Dormimos en la casa de unos amigos de un primo, una de esas cadenas que se van armando con la gente que tiene corazón. Hay asado, cuentos, más niños en un patio grande, se arma una guitarreada y el lugar se convierte en una fiesta de bienvenida por un rato.

Al otro día alguien nos acerca a la estación de micros.
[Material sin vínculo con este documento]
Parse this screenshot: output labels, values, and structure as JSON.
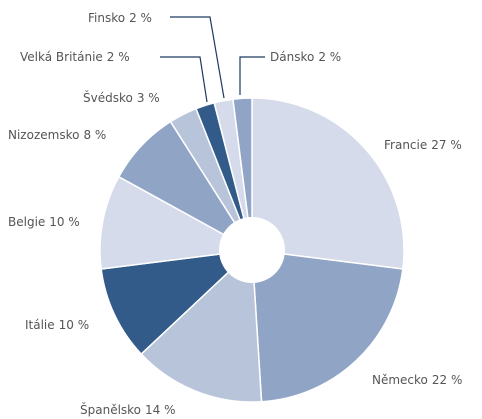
{
  "chart_data": {
    "type": "pie",
    "categories": [
      "Francie",
      "Německo",
      "Španělsko",
      "Itálie",
      "Belgie",
      "Nizozemsko",
      "Švédsko",
      "Velká Británie",
      "Finsko",
      "Dánsko"
    ],
    "values": [
      27,
      22,
      14,
      10,
      10,
      8,
      3,
      2,
      2,
      2
    ],
    "value_labels": [
      "27 %",
      "22 %",
      "14 %",
      "10 %",
      "10 %",
      "8 %",
      "3 %",
      "2 %",
      "2 %",
      "2 %"
    ],
    "colors": [
      "#d5dbea",
      "#90a4c5",
      "#b8c4d9",
      "#325b8a",
      "#d5dbea",
      "#90a4c5",
      "#b8c4d9",
      "#325b8a",
      "#d5dbea",
      "#90a4c5"
    ]
  }
}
En el centro de Neuquén. ya somos una maraña de camperas, bolsos, libros, mate y juguetes. Subimos con la esperanza un tanto maltrecha, pero hay que levantar el ánimo.

Ruta interminable, árboles, plantas secas que no sé qué son. La miopía me hace ver un borrón de verde-arena, sólo distingo los álamos alargaditos, pero tengo la sensación de que por acá no pasa la lluvia desde hace meses. Jugamos a ver quien ve un auto rojo, justo pasa un camión con la cabina roja ¿vale? si, vale. Ahora uno amarillo. y ese se demora en pasar. El traqueteo del micro nos duerme a todos.

Abro un ojo. Hay sol afuera, los árboles desaparecieron. Ambos lados de la ruta se parecen. Siguen solo los manchones verdes en la desolación. Los tengo a ellos. Siento ternura infinita. Solo espero que lo que venga sea mejor.

Chos- Malal es un sueño: montaña, río corriendo entre las piedras, un cielo abierto, casas bajitas. Jugamos a orillas del río, buscamos piedras. En el hotel del Automovil Club nos dicen que para llegar a Buta Ranquil hay que esperar a que alguien pase.

Ese alguien será una camioneta, porque sino no podríamos entrar los cinco.

Tres días más tarde llegamos a Buta Ranquil. Nada es lo que esperamos. El director de la escuela no espera maestros con hijos. Nosotros no esperamos encontrarnos con un lugar tan hostil. De ninguna manera, dice varias veces. No hay donde vivir. La idea de trabajar y criar se diluye en un segundo. Una mujer nos presta la casa que está construyendo. Una noche, dos noches. Calles como venas de arena entre las pocas casas aisladas, acequias que acompañan con el rugido del viento.

Los chicos encuentran piedras para jugar. Yo tengo piedras en mi garganta. Volver se hace tan duro como quedarse.